Balanced Allocations with the Choice of Noise

06/15/2022
by   Dimitrios Los, et al.
0

We consider the allocation of m balls (jobs) into n bins (servers). In the standard Two-Choice process, at each step t=1,2,…,m we first sample two randomly chosen bins, compare their two loads and then place a ball in the least loaded bin. It is well-known that for any m ≥ n, this results in a gap (difference between the maximum and average load) of log_2 log n + Θ(1) (with high probability). In this work, we consider Two-Choice in different models with noisy load comparisons. One key model involves an adaptive adversary whose power is limited by some threshold g ∈ℕ. In each round, such adversary can determine the result of any load comparison between two bins whose loads differ by at most g, while if the load difference is greater than g, the comparison is correct. For this adversarial model, we first prove that for any m ≥ n the gap is O(g+log n) with high probability. Then through a refined analysis we prove that if g ≤log n, then for any m ≥ n the gap is O(g/log g·loglog n). For constant values of g, this generalizes the heavily loaded analysis of [BCSV06, TW14] for the Two-Choice process, and establishes that asymptotically the same gap bound holds even if many (or possibly all) load comparisons among "similarly loaded" bins are wrong.

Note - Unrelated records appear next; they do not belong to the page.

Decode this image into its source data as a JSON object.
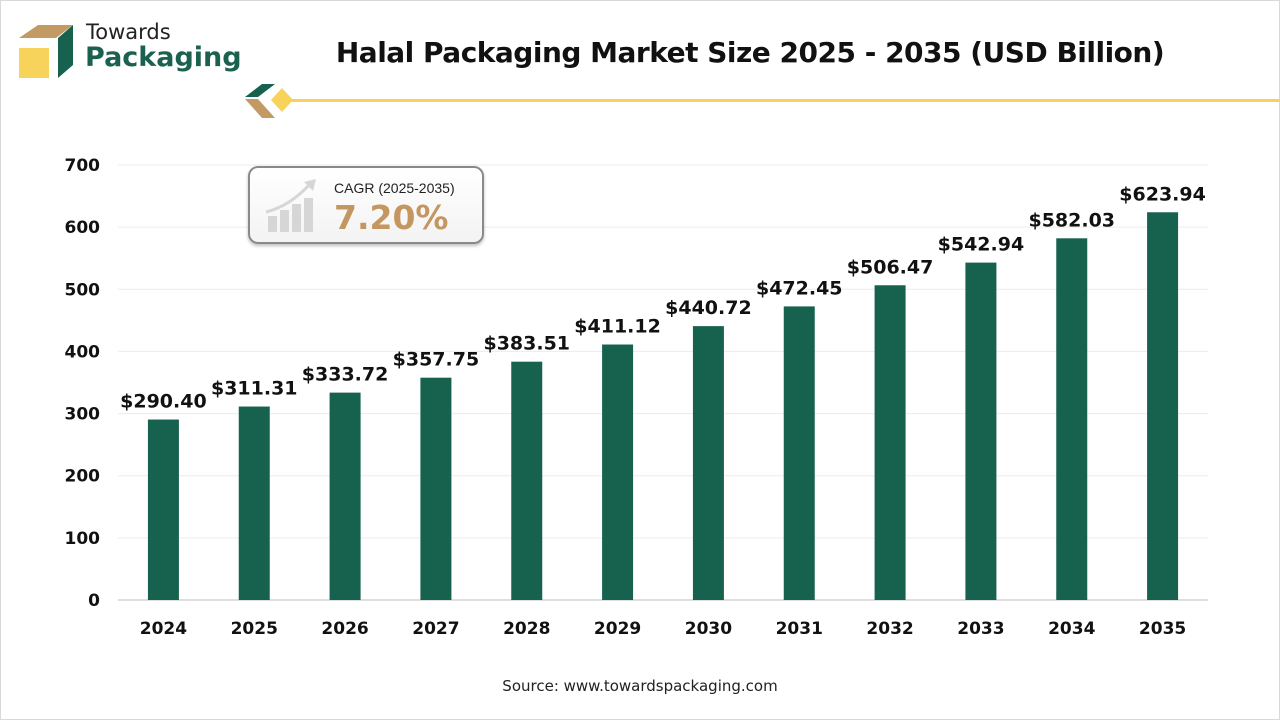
{
  "brand": {
    "line1": "Towards",
    "line2": "Packaging"
  },
  "source": "Source: www.towardspackaging.com",
  "cagr": {
    "label": "CAGR (2025-2035)",
    "value": "7.20%"
  },
  "colors": {
    "bar": "#17614f",
    "accent_yellow": "#f5d35a",
    "accent_tan": "#c49660"
  },
  "chart_data": {
    "type": "bar",
    "title": "Halal Packaging Market Size 2025 - 2035 (USD Billion)",
    "categories": [
      "2024",
      "2025",
      "2026",
      "2027",
      "2028",
      "2029",
      "2030",
      "2031",
      "2032",
      "2033",
      "2034",
      "2035"
    ],
    "values": [
      290.4,
      311.31,
      333.72,
      357.75,
      383.51,
      411.12,
      440.72,
      472.45,
      506.47,
      542.94,
      582.03,
      623.94
    ],
    "data_labels": [
      "$290.40",
      "$311.31",
      "$333.72",
      "$357.75",
      "$383.51",
      "$411.12",
      "$440.72",
      "$472.45",
      "$506.47",
      "$542.94",
      "$582.03",
      "$623.94"
    ],
    "ylim": [
      0,
      700
    ],
    "yticks": [
      0,
      100,
      200,
      300,
      400,
      500,
      600,
      700
    ],
    "grid": true,
    "xlabel": "",
    "ylabel": ""
  }
}
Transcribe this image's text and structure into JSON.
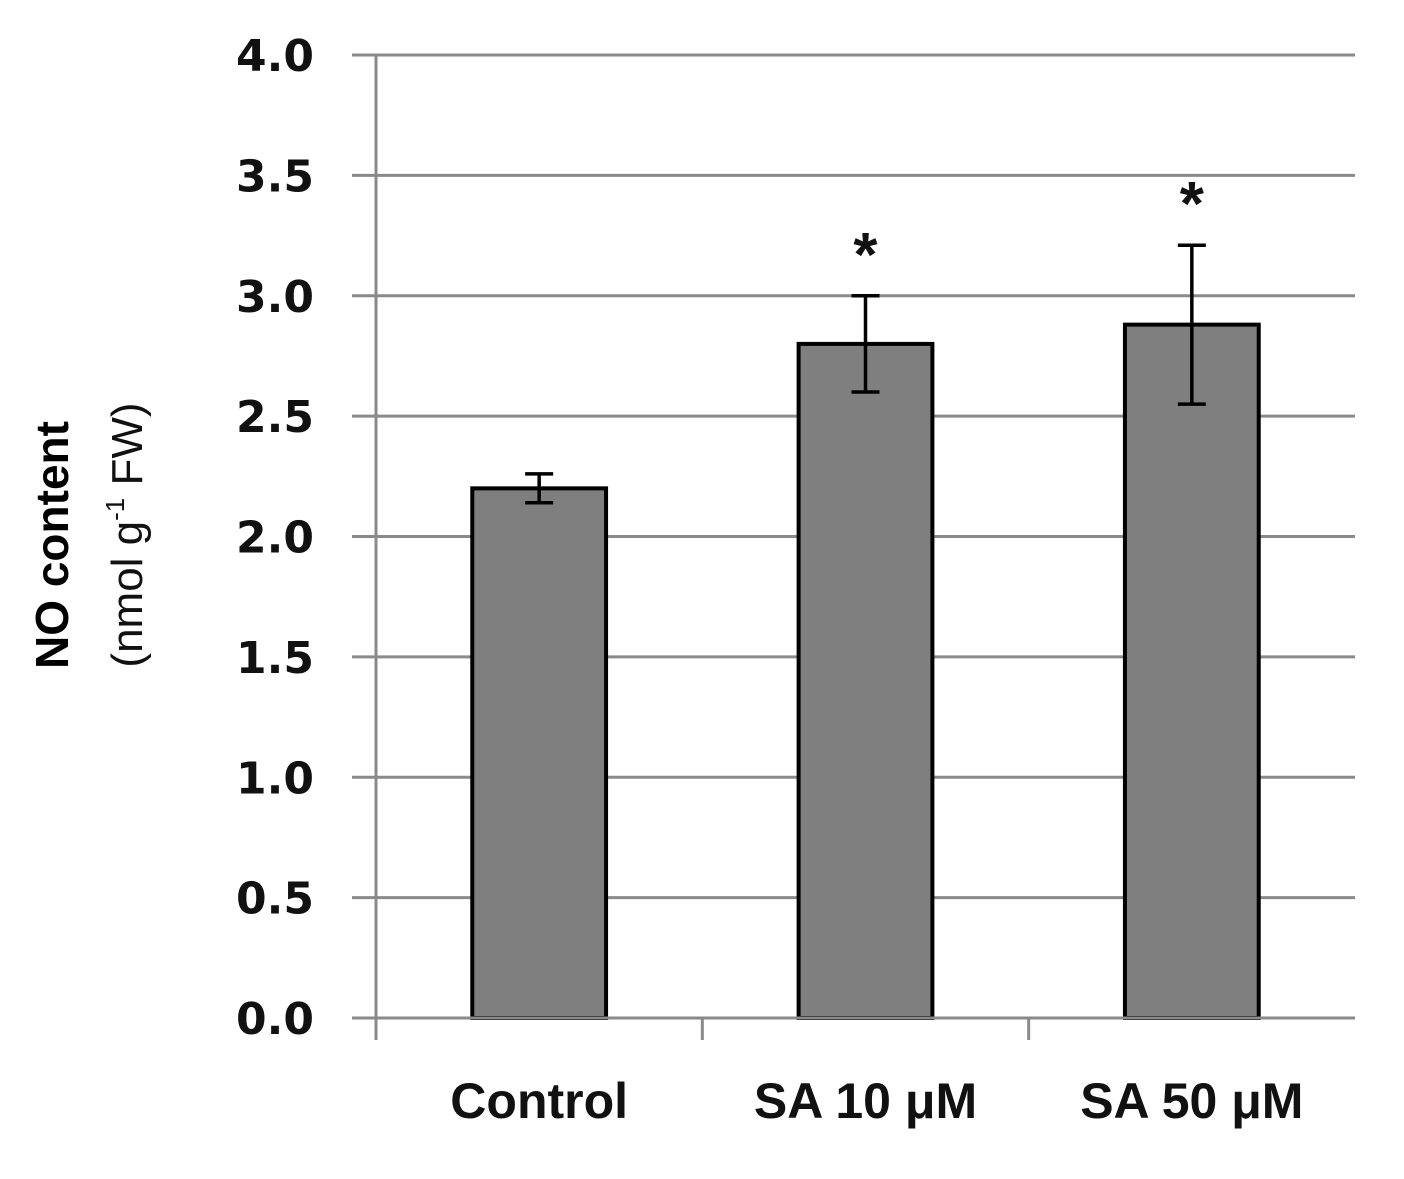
{
  "chart_data": {
    "type": "bar",
    "title": "",
    "xlabel": "",
    "ylabel": "NO content",
    "ylabel_units": "(nmol g",
    "ylabel_exp": "-1",
    "ylabel_units_end": " FW)",
    "ylim": [
      0,
      4
    ],
    "yticks": [
      "0.0",
      "0.5",
      "1.0",
      "1.5",
      "2.0",
      "2.5",
      "3.0",
      "3.5",
      "4.0"
    ],
    "ytick_values": [
      0,
      0.5,
      1.0,
      1.5,
      2.0,
      2.5,
      3.0,
      3.5,
      4.0
    ],
    "categories": [
      "Control",
      "SA 10 μM",
      "SA 50 μM"
    ],
    "values": [
      2.2,
      2.8,
      2.88
    ],
    "errors": [
      0.06,
      0.2,
      0.33
    ],
    "significance": [
      "",
      "*",
      "*"
    ],
    "bar_color": "#7f7f7f",
    "grid": true
  }
}
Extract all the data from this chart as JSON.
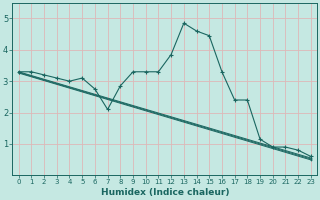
{
  "xlabel": "Humidex (Indice chaleur)",
  "xlim": [
    -0.5,
    23.5
  ],
  "ylim": [
    0,
    5.5
  ],
  "yticks": [
    1,
    2,
    3,
    4,
    5
  ],
  "xticks": [
    0,
    1,
    2,
    3,
    4,
    5,
    6,
    7,
    8,
    9,
    10,
    11,
    12,
    13,
    14,
    15,
    16,
    17,
    18,
    19,
    20,
    21,
    22,
    23
  ],
  "bg_color": "#c5e8e2",
  "grid_color": "#ddb8b8",
  "line_color": "#1a6660",
  "main_curve_x": [
    0,
    1,
    2,
    3,
    4,
    5,
    6,
    7,
    8,
    9,
    10,
    11,
    12,
    13,
    14,
    15,
    16,
    17,
    18,
    19,
    20,
    21,
    22,
    23
  ],
  "main_curve_y": [
    3.3,
    3.3,
    3.2,
    3.1,
    3.0,
    3.1,
    2.75,
    2.1,
    2.85,
    3.3,
    3.3,
    3.3,
    3.85,
    4.85,
    4.6,
    4.45,
    3.3,
    2.4,
    2.4,
    1.15,
    0.9,
    0.9,
    0.8,
    0.6
  ],
  "regression_lines": [
    {
      "x": [
        0,
        23
      ],
      "y": [
        3.3,
        0.55
      ]
    },
    {
      "x": [
        0,
        23
      ],
      "y": [
        3.28,
        0.52
      ]
    },
    {
      "x": [
        0,
        23
      ],
      "y": [
        3.26,
        0.49
      ]
    }
  ]
}
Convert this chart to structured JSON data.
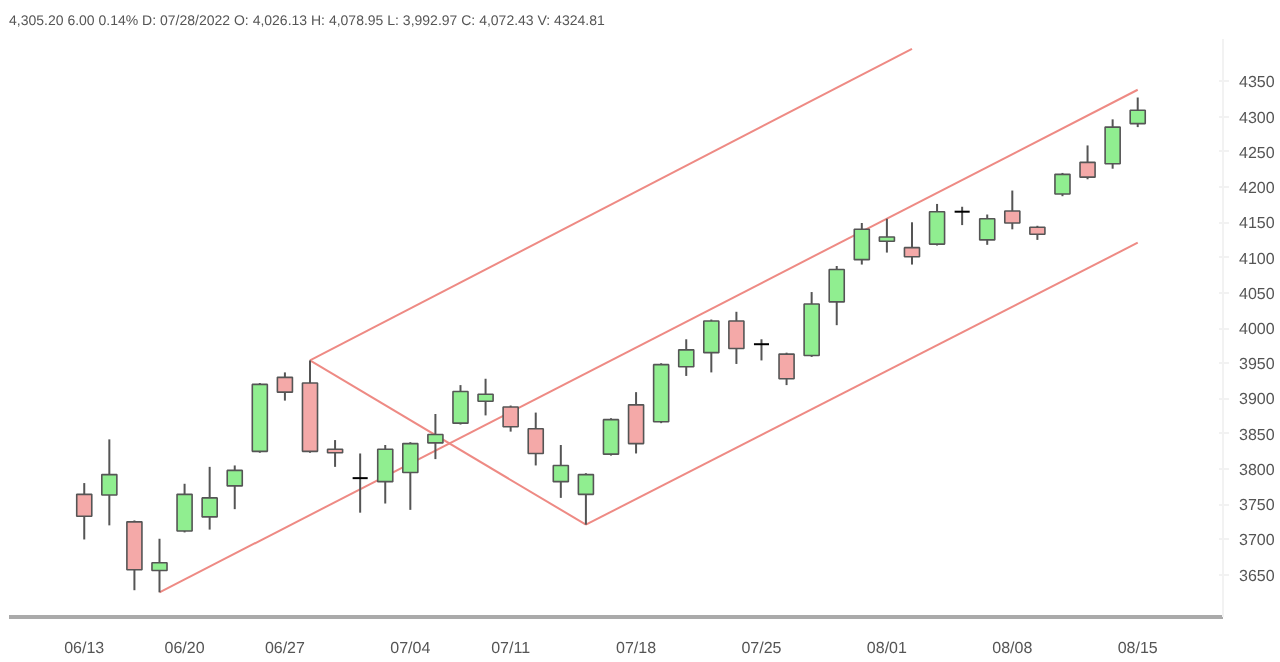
{
  "chart_data": {
    "type": "candlestick",
    "title": "4,305.20 6.00 0.14% D: 07/28/2022 O: 4,026.13 H: 4,078.95 L: 3,992.97 C: 4,072.43 V: 4324.81",
    "categories": [
      "06/13",
      null,
      null,
      null,
      "06/20",
      null,
      null,
      null,
      "06/27",
      null,
      null,
      null,
      null,
      "07/04",
      null,
      null,
      null,
      "07/11",
      null,
      null,
      null,
      null,
      "07/18",
      null,
      null,
      null,
      null,
      "07/25",
      null,
      null,
      null,
      null,
      "08/01",
      null,
      null,
      null,
      null,
      "08/08",
      null,
      null,
      null,
      null,
      "08/15"
    ],
    "ohlc": [
      [
        3764,
        3780,
        3700,
        3733
      ],
      [
        3763,
        3842,
        3720,
        3792
      ],
      [
        3725,
        3727,
        3628,
        3657
      ],
      [
        3656,
        3701,
        3625,
        3667
      ],
      [
        3712,
        3779,
        3710,
        3764
      ],
      [
        3732,
        3803,
        3714,
        3759
      ],
      [
        3776,
        3805,
        3743,
        3798
      ],
      [
        3825,
        3922,
        3823,
        3920
      ],
      [
        3930,
        3937,
        3897,
        3909
      ],
      [
        3922,
        3954,
        3823,
        3825
      ],
      [
        3828,
        3841,
        3803,
        3823
      ],
      [
        3787,
        3822,
        3738,
        3787
      ],
      [
        3782,
        3834,
        3751,
        3828
      ],
      [
        3795,
        3838,
        3742,
        3836
      ],
      [
        3837,
        3878,
        3814,
        3849
      ],
      [
        3865,
        3919,
        3863,
        3910
      ],
      [
        3896,
        3928,
        3876,
        3906
      ],
      [
        3888,
        3890,
        3853,
        3860
      ],
      [
        3857,
        3880,
        3805,
        3822
      ],
      [
        3782,
        3834,
        3759,
        3805
      ],
      [
        3764,
        3794,
        3721,
        3792
      ],
      [
        3821,
        3872,
        3819,
        3870
      ],
      [
        3891,
        3909,
        3822,
        3836
      ],
      [
        3867,
        3950,
        3865,
        3948
      ],
      [
        3945,
        3984,
        3932,
        3969
      ],
      [
        3965,
        4012,
        3937,
        4010
      ],
      [
        4010,
        4023,
        3949,
        3971
      ],
      [
        3977,
        3984,
        3954,
        3977
      ],
      [
        3963,
        3965,
        3919,
        3928
      ],
      [
        3961,
        4051,
        3959,
        4034
      ],
      [
        4037,
        4088,
        4004,
        4083
      ],
      [
        4097,
        4149,
        4090,
        4140
      ],
      [
        4123,
        4155,
        4107,
        4129
      ],
      [
        4114,
        4150,
        4090,
        4101
      ],
      [
        4119,
        4176,
        4117,
        4165
      ],
      [
        4165,
        4172,
        4146,
        4165
      ],
      [
        4125,
        4161,
        4118,
        4155
      ],
      [
        4166,
        4195,
        4140,
        4149
      ],
      [
        4143,
        4145,
        4125,
        4133
      ],
      [
        4190,
        4220,
        4187,
        4218
      ],
      [
        4235,
        4259,
        4211,
        4214
      ],
      [
        4233,
        4296,
        4226,
        4285
      ],
      [
        4290,
        4327,
        4285,
        4309
      ]
    ],
    "colors": [
      "#f4a9a8",
      "#90ee90",
      "#f4a9a8",
      "#90ee90",
      "#90ee90",
      "#90ee90",
      "#90ee90",
      "#90ee90",
      "#f4a9a8",
      "#f4a9a8",
      "#f4a9a8",
      "#000000",
      "#90ee90",
      "#90ee90",
      "#90ee90",
      "#90ee90",
      "#90ee90",
      "#f4a9a8",
      "#f4a9a8",
      "#90ee90",
      "#90ee90",
      "#90ee90",
      "#f4a9a8",
      "#90ee90",
      "#90ee90",
      "#90ee90",
      "#f4a9a8",
      "#000000",
      "#f4a9a8",
      "#90ee90",
      "#90ee90",
      "#90ee90",
      "#90ee90",
      "#f4a9a8",
      "#90ee90",
      "#000000",
      "#90ee90",
      "#f4a9a8",
      "#f4a9a8",
      "#90ee90",
      "#f4a9a8",
      "#90ee90",
      "#90ee90"
    ],
    "series": [
      {
        "type": "line",
        "color": "#ee8a84",
        "values": [
          null,
          null,
          null,
          3625,
          null,
          null,
          null,
          null,
          null,
          null,
          null,
          null,
          null,
          null,
          null,
          null,
          null,
          null,
          null,
          null,
          null,
          null,
          null,
          null,
          null,
          null,
          null,
          null,
          null,
          null,
          null,
          null,
          null,
          null,
          null,
          null,
          null,
          null,
          null,
          null,
          null,
          null,
          4338
        ]
      },
      {
        "type": "line",
        "color": "#ee8a84",
        "values": [
          null,
          null,
          null,
          null,
          null,
          null,
          null,
          null,
          null,
          3954,
          null,
          null,
          null,
          null,
          null,
          null,
          null,
          null,
          null,
          null,
          null,
          null,
          null,
          null,
          null,
          null,
          null,
          null,
          null,
          null,
          null,
          null,
          null,
          4396,
          null,
          null,
          null,
          null,
          null,
          null,
          null,
          null,
          null
        ]
      },
      {
        "type": "line",
        "color": "#ee8a84",
        "values": [
          null,
          null,
          null,
          null,
          null,
          null,
          null,
          null,
          null,
          3954,
          null,
          null,
          null,
          null,
          null,
          null,
          null,
          null,
          null,
          null,
          3721,
          null,
          null,
          null,
          null,
          null,
          null,
          null,
          null,
          null,
          null,
          null,
          null,
          null,
          null,
          null,
          null,
          null,
          null,
          null,
          null,
          null,
          null
        ]
      },
      {
        "type": "line",
        "color": "#ee8a84",
        "values": [
          null,
          null,
          null,
          null,
          null,
          null,
          null,
          null,
          null,
          null,
          null,
          null,
          null,
          null,
          null,
          null,
          null,
          null,
          null,
          null,
          3721,
          null,
          null,
          null,
          null,
          null,
          null,
          null,
          null,
          null,
          null,
          null,
          null,
          null,
          null,
          null,
          null,
          null,
          null,
          null,
          null,
          null,
          4121
        ]
      }
    ],
    "ylim": [
      3590,
      4410
    ],
    "yticks": [
      3650,
      3700,
      3750,
      3800,
      3850,
      3900,
      3950,
      4000,
      4050,
      4100,
      4150,
      4200,
      4250,
      4300,
      4350
    ],
    "grid": false
  }
}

Finally, we complement these upper bounds with tight lower bounds, which establishes an interesting phase transition on how the parameter g impacts the gap. We also apply a similar analysis to other noise models, including ones where bins only update their load information with delay. For example, for the model of [BCEFN12] where balls are allocated in consecutive batches of size n, we present an improved and tight gap bound of Θ(log n/ loglog n ).